Sometimes a movie is strange solely for the sake of strangeness. It’s hard to exclude Buster’s Mal Heart from such company, but it seems to have a better heart than that comparison (and the title) would imply. The danger with films delving too deeply into mindf—k territory is that, in the process of sacrificing rationality for inventiveness, often the core tenants of narrative and character development are given short shrift. Buster sidesteps this pitfall — but only just — rendering a heartbreaking character study that doesn’t always make a hell a lot of sense but still manages to engage and entertain.
Plot synopsis would fail to do Buster justice, but the plot’s not really the point here. The eponymous “Buster,” played with exceptional range and nuance by Rami Malek, is depicted in three essential modes as the film jumps through its tenuous chronology. He’s alternately a bearded squatter breaking into wealthy people’s mountain vacation homes, a doting father and husband trapped in a soul-crushing job as the night concierge at a cheap hotel, and a castaway adrift at sea in small lifeboat — identities that may or may not coexist in the same timeline. The film’s modus operandi is to cast each of these realities into doubt, and anyone looking for closure or catharsis on that count will most likely come away frustrated.

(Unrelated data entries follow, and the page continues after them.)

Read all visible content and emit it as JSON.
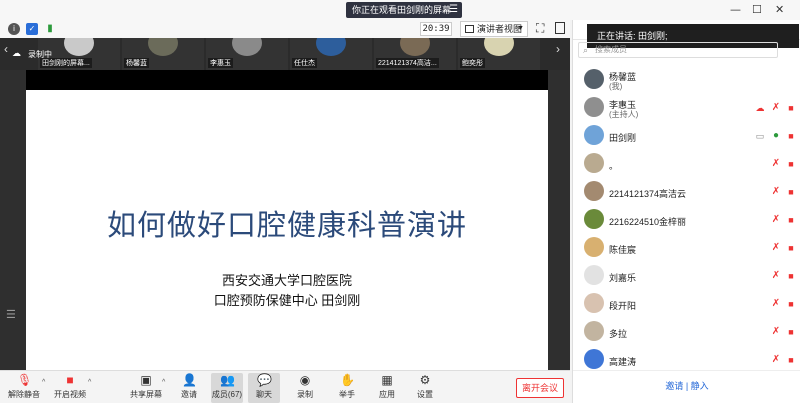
{
  "title_bar": {
    "share_banner": "你正在观看田剑刚的屏幕",
    "menu_glyph": "☰",
    "minimize": "—",
    "maximize": "☐",
    "close": "✕"
  },
  "top_toolbar": {
    "clock": "20:39",
    "view_mode": "演讲者视图",
    "fullscreen_glyph": "⛶",
    "signal_glyph": "▮"
  },
  "panel_header": {
    "tab_chat": "聊天",
    "speaking_label": "正在讲话: 田剑刚;"
  },
  "video_strip": {
    "recording_label": "录制中",
    "prev_glyph": "‹",
    "next_glyph": "›",
    "tiles": [
      {
        "name": "田剑刚的屏幕...",
        "color": "#c9c9c9"
      },
      {
        "name": "杨馨蓝",
        "color": "#6b6b5a"
      },
      {
        "name": "李惠玉",
        "color": "#8a8a8a"
      },
      {
        "name": "任仕杰",
        "color": "#2d5e9c"
      },
      {
        "name": "2214121374高洁...",
        "color": "#7a6a55"
      },
      {
        "name": "鲍奕彤",
        "color": "#d8d3b0"
      }
    ]
  },
  "slide": {
    "title": "如何做好口腔健康科普演讲",
    "line1": "西安交通大学口腔医院",
    "line2": "口腔预防保健中心   田剑刚"
  },
  "bottom_toolbar": {
    "mute": "解除静音",
    "video": "开启视频",
    "share": "共享屏幕",
    "invite": "邀请",
    "participants": "成员(67)",
    "chat": "聊天",
    "record": "录制",
    "raise_hand": "举手",
    "apps": "应用",
    "settings": "设置",
    "leave": "离开会议",
    "caret": "^"
  },
  "participants_panel": {
    "search_placeholder": "搜索成员",
    "search_glyph": "⌕",
    "invite_footer": "邀请 | 静入",
    "members": [
      {
        "name": "杨馨蓝",
        "role": "(我)",
        "color": "#55606a"
      },
      {
        "name": "李惠玉",
        "role": "(主持人)",
        "color": "#8f8f8f"
      },
      {
        "name": "田剑刚",
        "role": "",
        "color": "#6fa3d8"
      },
      {
        "name": "。",
        "role": "",
        "color": "#b9aa90"
      },
      {
        "name": "2214121374高洁云",
        "role": "",
        "color": "#a38a70"
      },
      {
        "name": "2216224510金梓丽",
        "role": "",
        "color": "#6a8a3a"
      },
      {
        "name": "陈佳宸",
        "role": "",
        "color": "#d8b070"
      },
      {
        "name": "刘嘉乐",
        "role": "",
        "color": "#e2e2e2"
      },
      {
        "name": "段开阳",
        "role": "",
        "color": "#d8c2b0"
      },
      {
        "name": "多拉",
        "role": "",
        "color": "#c2b4a0"
      },
      {
        "name": "高建涛",
        "role": "",
        "color": "#3f76d6"
      }
    ]
  },
  "colors": {
    "accent": "#2468d8",
    "danger": "#e33333",
    "slide_title": "#2b4a7a"
  }
}
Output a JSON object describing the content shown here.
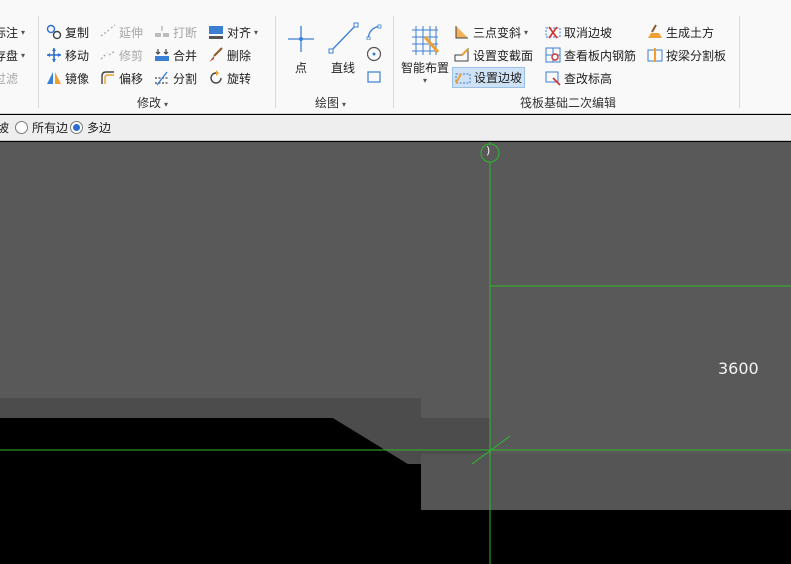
{
  "ribbon": {
    "col0": [
      {
        "label": "标注",
        "dropdown": true
      },
      {
        "label": "存盘",
        "dropdown": true
      },
      {
        "label": "过滤",
        "disabled": true
      }
    ],
    "modify": {
      "row1": [
        {
          "label": "复制",
          "icon": "copy-icon"
        },
        {
          "label": "延伸",
          "icon": "extend-icon",
          "disabled": true
        },
        {
          "label": "打断",
          "icon": "break-icon",
          "disabled": true
        },
        {
          "label": "对齐",
          "icon": "align-icon",
          "dropdown": true
        }
      ],
      "row2": [
        {
          "label": "移动",
          "icon": "move-icon"
        },
        {
          "label": "修剪",
          "icon": "trim-icon",
          "disabled": true
        },
        {
          "label": "合并",
          "icon": "merge-icon"
        },
        {
          "label": "删除",
          "icon": "delete-icon"
        }
      ],
      "row3": [
        {
          "label": "镜像",
          "icon": "mirror-icon"
        },
        {
          "label": "偏移",
          "icon": "offset-icon"
        },
        {
          "label": "分割",
          "icon": "split-icon"
        },
        {
          "label": "旋转",
          "icon": "rotate-icon"
        }
      ],
      "group_label": "修改"
    },
    "draw": {
      "point_label": "点",
      "line_label": "直线",
      "group_label": "绘图"
    },
    "raft": {
      "smart_label": "智能布置",
      "col1": [
        {
          "label": "三点变斜",
          "dropdown": true
        },
        {
          "label": "设置变截面"
        },
        {
          "label": "设置边坡",
          "active": true
        }
      ],
      "col2": [
        {
          "label": "取消边坡"
        },
        {
          "label": "查看板内钢筋"
        },
        {
          "label": "查改标高"
        }
      ],
      "col3": [
        {
          "label": "生成土方"
        },
        {
          "label": "按梁分割板"
        }
      ],
      "group_label": "筏板基础二次编辑"
    }
  },
  "options": {
    "partial_label": "坡",
    "all_edges": "所有边",
    "multi_edges": "多边",
    "selected": "multi_edges"
  },
  "canvas": {
    "dimension_text": "3600",
    "marker_text": ")",
    "colors": {
      "background": "#000000",
      "slab": "#595959",
      "slab_dark": "#4a4a4a",
      "grid_line": "#2db82d"
    }
  }
}
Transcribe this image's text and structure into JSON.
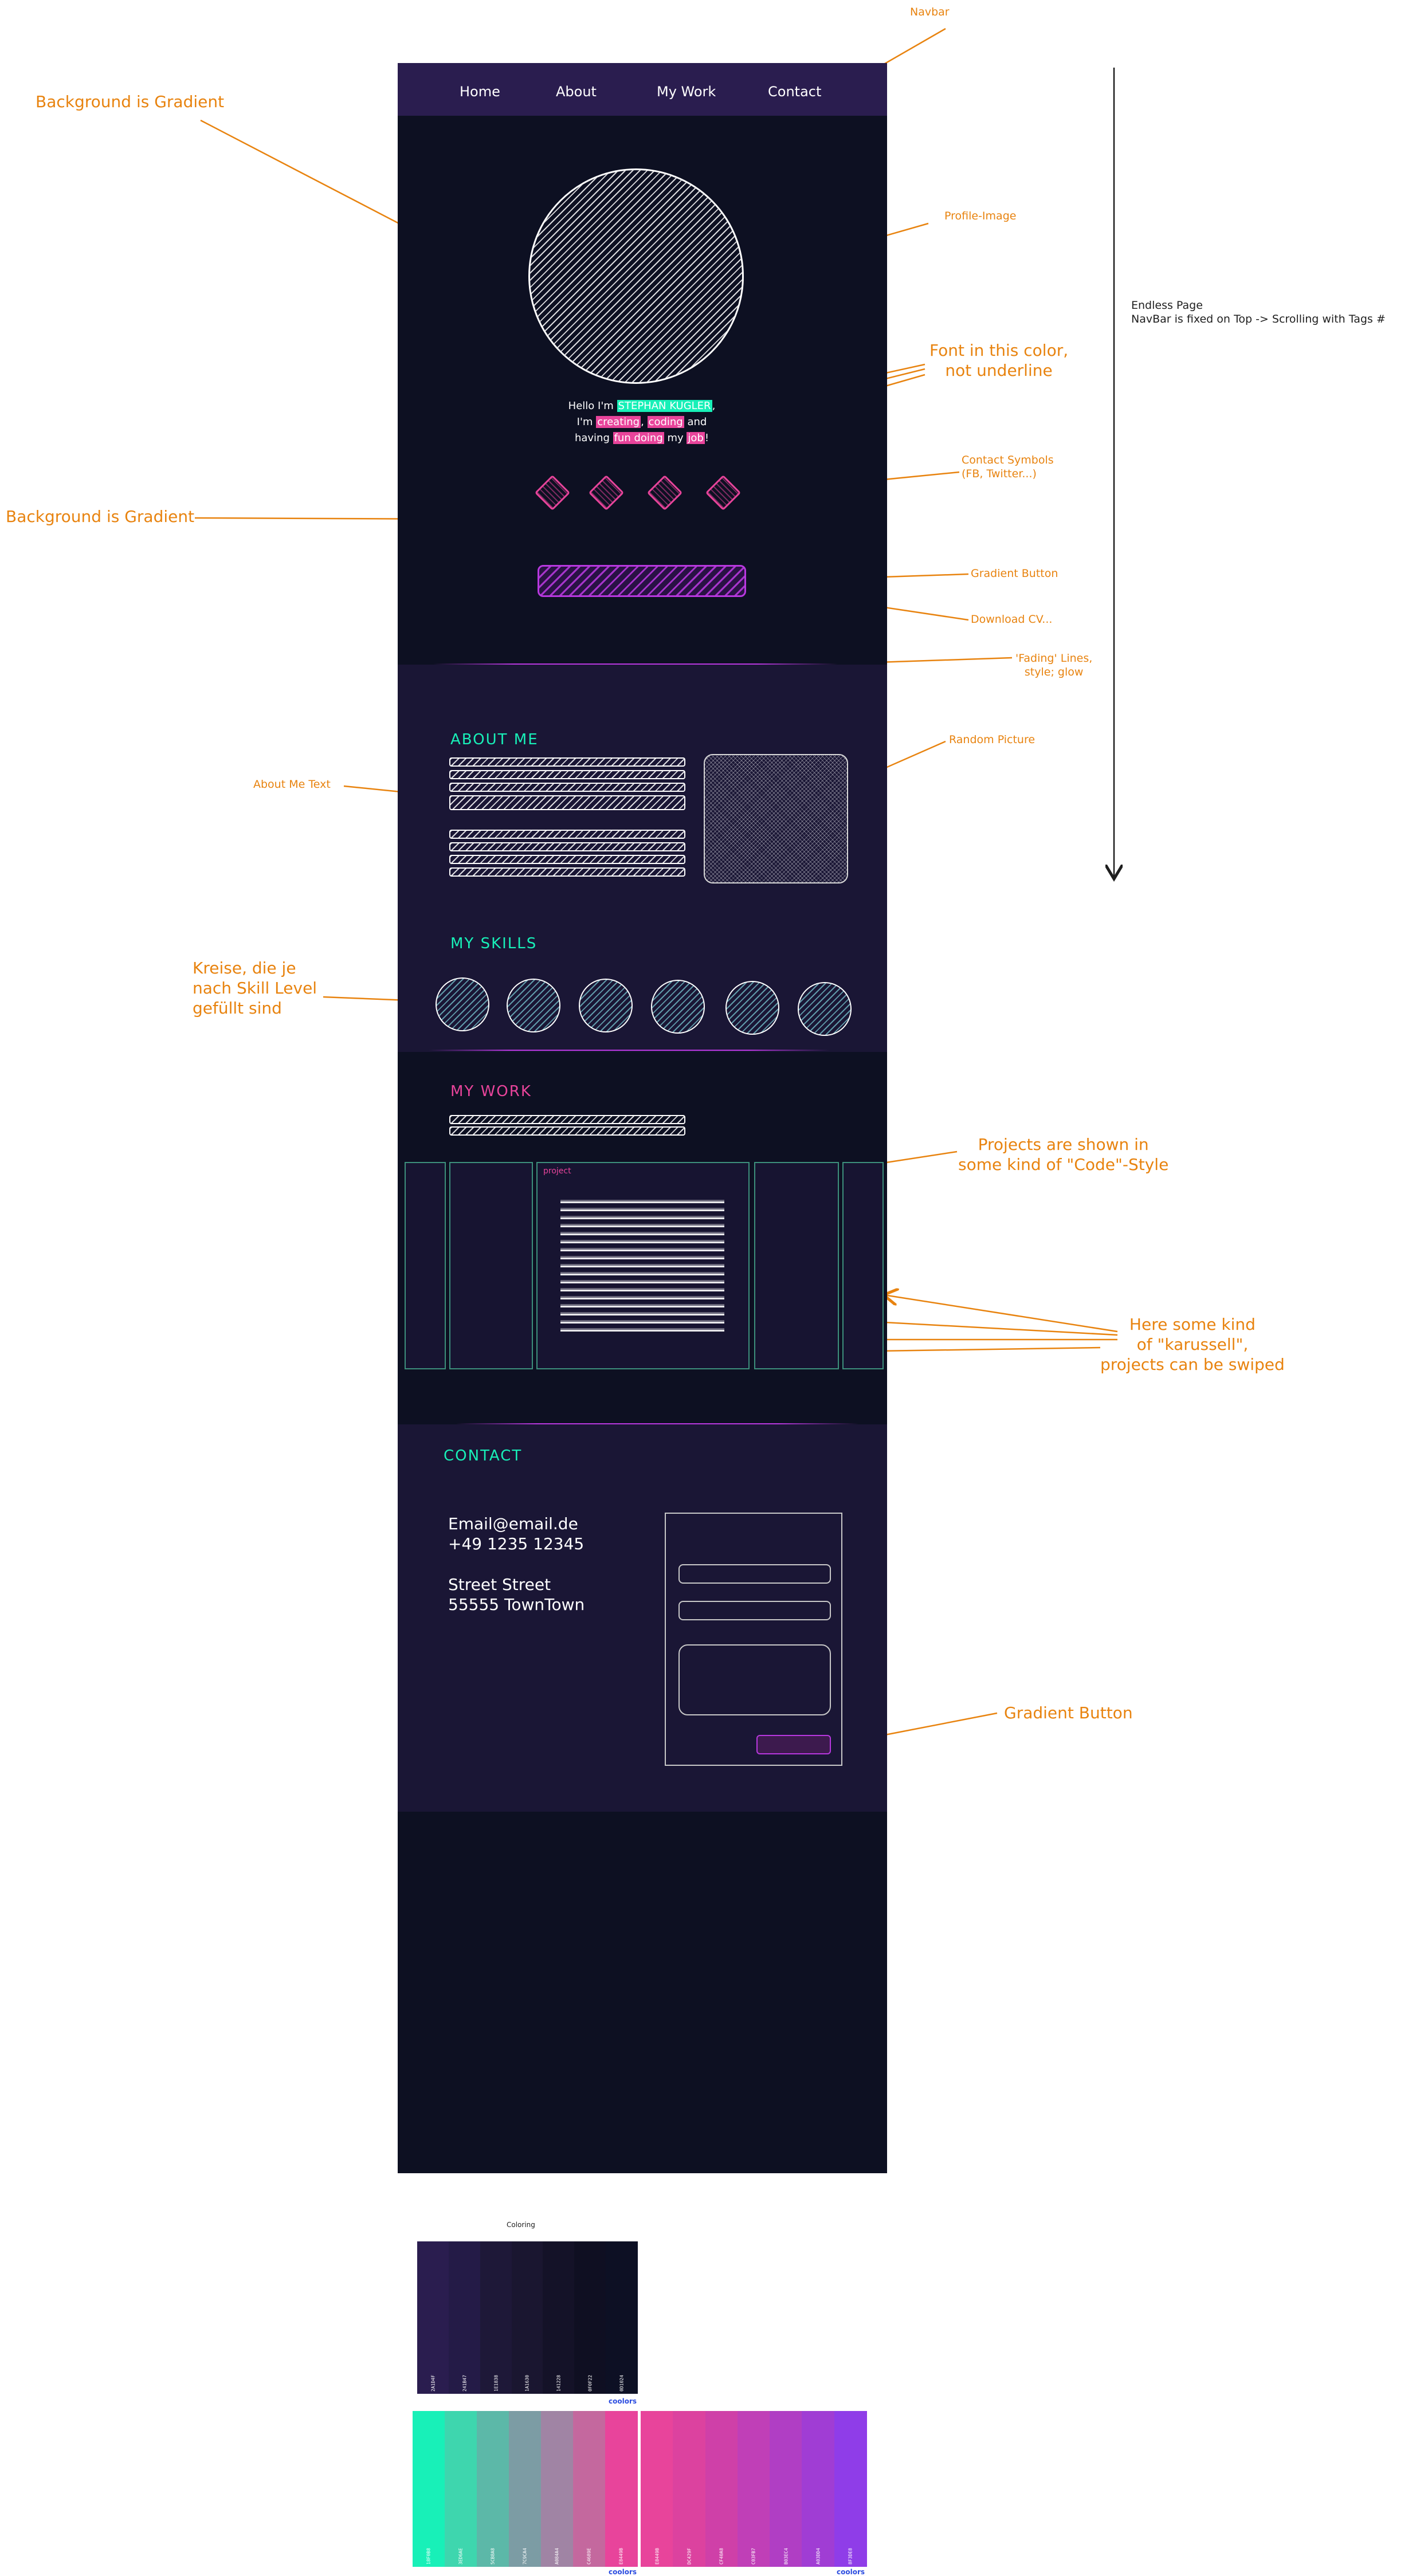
{
  "annotations": {
    "navbar": "Navbar",
    "background_gradient_top": "Background is Gradient",
    "background_gradient_mid": "Background is Gradient",
    "profile_image": "Profile-Image",
    "font_color": "Font in this color,\nnot underline",
    "contact_symbols": "Contact Symbols\n(FB, Twitter...)",
    "gradient_button_top": "Gradient Button",
    "download_cv": "Download CV...",
    "fading_lines": "'Fading' Lines,\nstyle; glow",
    "endless_page": "Endless Page\nNavBar is fixed on Top -> Scrolling with Tags #",
    "random_picture": "Random Picture",
    "about_me_text": "About Me Text",
    "skill_circles": "Kreise, die je\nnach Skill Level\ngefüllt sind",
    "code_style": "Projects are shown in\nsome kind of \"Code\"-Style",
    "karussell": "Here some kind\nof \"karussell\",\nprojects can be swiped",
    "gradient_button_contact": "Gradient Button",
    "coloring": "Coloring"
  },
  "navbar": {
    "items": [
      "Home",
      "About",
      "My Work",
      "Contact"
    ]
  },
  "hero": {
    "line1_prefix": "Hello I'm ",
    "line1_name": "STEPHAN KUGLER",
    "line1_suffix": ",",
    "line2_prefix": "I'm ",
    "line2_word1": "creating",
    "line2_sep": ", ",
    "line2_word2": "coding",
    "line2_suffix": " and",
    "line3_prefix": "having ",
    "line3_word1": "fun doing",
    "line3_mid": " my ",
    "line3_word2": "job",
    "line3_suffix": "!"
  },
  "about": {
    "title": "ABOUT ME"
  },
  "skills": {
    "title": "MY SKILLS",
    "count": 6
  },
  "work": {
    "title": "MY WORK",
    "project_label": "project"
  },
  "contact": {
    "title": "CONTACT",
    "email": "Email@email.de",
    "phone": "+49 1235 12345",
    "street": "Street Street",
    "city": "55555 TownTown"
  },
  "colors": {
    "accent_green": "#18f0b8",
    "accent_pink": "#e8449b",
    "accent_purple": "#8f3de8",
    "navbar_bg": "#2a1d4f",
    "page_bg": "#0d1022",
    "section_bg": "#1a1635",
    "annotation": "#e8830f"
  },
  "palette_dark": [
    {
      "hex": "#2a1d4f",
      "label": "2A1D4F"
    },
    {
      "hex": "#241b47",
      "label": "241B47"
    },
    {
      "hex": "#1e1838",
      "label": "1E1838"
    },
    {
      "hex": "#1a1630",
      "label": "1A1630"
    },
    {
      "hex": "#141228",
      "label": "141228"
    },
    {
      "hex": "#0f0f22",
      "label": "0F0F22"
    },
    {
      "hex": "#0d1024",
      "label": "0D1024"
    }
  ],
  "palette_green_pink": [
    {
      "hex": "#18f0b8",
      "label": "18F0B8"
    },
    {
      "hex": "#3ed6ae",
      "label": "3ED6AE"
    },
    {
      "hex": "#5cb8a8",
      "label": "5CB8A8"
    },
    {
      "hex": "#7c9ca4",
      "label": "7C9CA4"
    },
    {
      "hex": "#a084a4",
      "label": "A084A4"
    },
    {
      "hex": "#c4689e",
      "label": "C4689E"
    },
    {
      "hex": "#e8449b",
      "label": "E8449B"
    }
  ],
  "palette_pink_purple": [
    {
      "hex": "#e8449b",
      "label": "E8449B"
    },
    {
      "hex": "#dc429f",
      "label": "DC429F"
    },
    {
      "hex": "#cf40a8",
      "label": "CF40A8"
    },
    {
      "hex": "#c03fb7",
      "label": "C03FB7"
    },
    {
      "hex": "#b03ec4",
      "label": "B03EC4"
    },
    {
      "hex": "#a03dd4",
      "label": "A03DD4"
    },
    {
      "hex": "#8f3de8",
      "label": "8F3DE8"
    }
  ],
  "coolors_label": "coolors"
}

But Buster is not so much a film geared toward drawing conclusions as to posing questions, and in that regard, it’s a resounding success. It plays a bit like Fight Club meets Donnie Darko, but with a Gilliamesque grasp of the fundamental comedy underlying existential crises. What works about the film is not only its psychological complexity or its deep undercurrent of black humor but its level of emotional engagement with the core relationships that drive the story’s protagonist. As Malek’s Jonah (“Buster” is a sobriquet applied to him by talk radio hosts who frequently field his increasingly unhinged invective) struggles to build on off-grid life for his family, the raving lunatic he will become seems an almost rational outgrowth of a man so desperate to provide a dignified existence for his wife and young daughter that he would sacrifice anything — up to and including his own sanity.
To a large extent, Buster succeeds on the back of stellar turn from Malek in his first feature lead. Writer/director Sarah Adina Smith has created a remarkably demanding film in terms of the emotional register required of its star, and Malek’s talents are more than equal to the task. In her sophomore effort as a feature director, she’s also crafted a film that is almost as demanding of its audience and one distinctly unlikely to court mass-market appeal. That said, anyone with appropriate mindset will find Buster to be an intriguing and challenging film that will defy easy explanations. If any sort of moral or mission statement can be found in the film, it most likely lies in Buster’s Y2K-driven conspiratorial rants about a “Great Inversion” lying in wait to upend society — it would seem that Smith is striving to attain a similar inversion of cinematic expectations, and I for one wish her continued success. Unrated. Now Playing at Grail Moviehouse.